In October 2022, Plummer and Holland went to room 43 of the National Gallery in Trafalgar Square and threw two cans of Heinz soup on an 1888 painting, one of Van Gogh’s most famous works, before gluing themselves to the wall beneath it.

In July, after deliberating for three hours, a jury found them guilty of criminal damage. Judge Hehir told them to be “prepared, practically and emotionally, to go to prison.”

Plummer was also sentenced to three months in prison for interfering with national infrastructure by taking part in a slow march along Earls Court Road in west London in November 2023. Her co-defendants in the case, Chiara Sarti and Daniel Hall, received suspended sentences and community service sentences.

Plummer gave a 20-minute speech to the judge in which she cited Emmeline Pankhurst, Mahatma Gandhi and Nelson Mandela as examples of people who were prosecuted while fighting for justice.

“On October 14, 2022 and in November 2023 I made the choices to take actions that I knew would likely lead to my arrest and prosecution. I made those choices because I believe that non-violent civil resistance is the best, if not the only, tool that people have in order to bring about the rapid change required to protect life from the accelerating climate emergency and the political decisions being made that pour fuel on the flames and which sentence us all to a catastrophic future. Whilst of course there are reasons why my life and the lives of people I love and care for would be easier if I don’t receive prison sentences today I don’t intend to go into detail about these, my choice today is to accept whatever sentences I receive with a smile, knowing that I have found peace in doing what I can to defend countless millions of innocent people suffering and dying.”

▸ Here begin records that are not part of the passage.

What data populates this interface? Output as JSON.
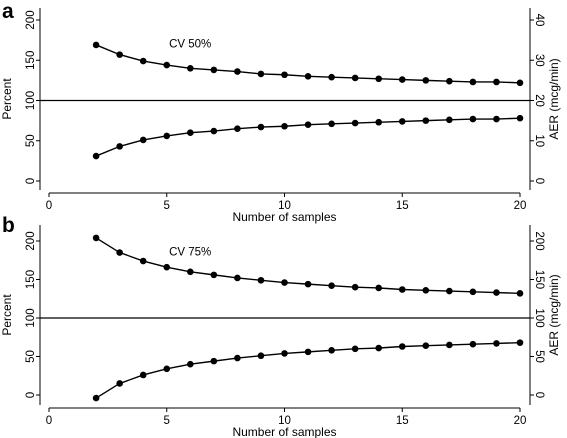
{
  "chart_data": [
    {
      "type": "line",
      "panel_label": "a",
      "annotation": "CV 50%",
      "xlabel": "Number of samples",
      "ylabel": "Percent",
      "ylabel_right": "AER (mcg/min)",
      "xlim": [
        0,
        20
      ],
      "ylim": [
        0,
        200
      ],
      "ylim_right": [
        0,
        40
      ],
      "x_ticks": [
        0,
        5,
        10,
        15,
        20
      ],
      "y_ticks": [
        0,
        50,
        100,
        150,
        200
      ],
      "y_ticks_right": [
        0,
        10,
        20,
        30,
        40
      ],
      "reference_line": 100,
      "grid": false,
      "x": [
        2,
        3,
        4,
        5,
        6,
        7,
        8,
        9,
        10,
        11,
        12,
        13,
        14,
        15,
        16,
        17,
        18,
        19,
        20
      ],
      "series": [
        {
          "values": [
            169,
            157,
            149,
            144,
            140,
            138,
            136,
            133,
            132,
            130,
            129,
            128,
            127,
            126,
            125,
            124,
            123,
            123,
            122
          ]
        },
        {
          "values": [
            31,
            43,
            51,
            56,
            60,
            62,
            65,
            67,
            68,
            70,
            71,
            72,
            73,
            74,
            75,
            76,
            77,
            77,
            78
          ]
        }
      ]
    },
    {
      "type": "line",
      "panel_label": "b",
      "annotation": "CV 75%",
      "xlabel": "Number of samples",
      "ylabel": "Percent",
      "ylabel_right": "AER (mcg/min)",
      "xlim": [
        0,
        20
      ],
      "ylim": [
        0,
        200
      ],
      "ylim_right": [
        0,
        200
      ],
      "x_ticks": [
        0,
        5,
        10,
        15,
        20
      ],
      "y_ticks": [
        0,
        50,
        100,
        150,
        200
      ],
      "y_ticks_right": [
        0,
        50,
        100,
        150,
        200
      ],
      "reference_line": 100,
      "grid": false,
      "x": [
        2,
        3,
        4,
        5,
        6,
        7,
        8,
        9,
        10,
        11,
        12,
        13,
        14,
        15,
        16,
        17,
        18,
        19,
        20
      ],
      "series": [
        {
          "values": [
            204,
            185,
            174,
            166,
            160,
            156,
            152,
            149,
            146,
            144,
            142,
            140,
            139,
            137,
            136,
            135,
            134,
            133,
            132
          ]
        },
        {
          "values": [
            -4,
            15,
            26,
            34,
            40,
            44,
            48,
            51,
            54,
            56,
            58,
            60,
            61,
            63,
            64,
            65,
            66,
            67,
            68
          ]
        }
      ]
    }
  ]
}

The Just Stop Oil movement became the talk of the spring of 2022: throughout April, activists staged protests at fuel terminals in England, “blocking the entry, refuelling and exit of fuel transport vehicles.” The activists themselves claim that their actions have led to “widespread fuel shortages at petrol stations.” The authorities deny this.

Just Stop Oil participants formulate the main goal of the actions as follows: to raise citizens’ awareness of the serious impact of the oil industry on climate change. The group demands that the authorities stop all new fuel supply projects and halt all licences for the development of new fields.

According to the activists, refusing fuel will help to “cut” energy bills and prove that international climate commitments for the UK are not just a sound bite.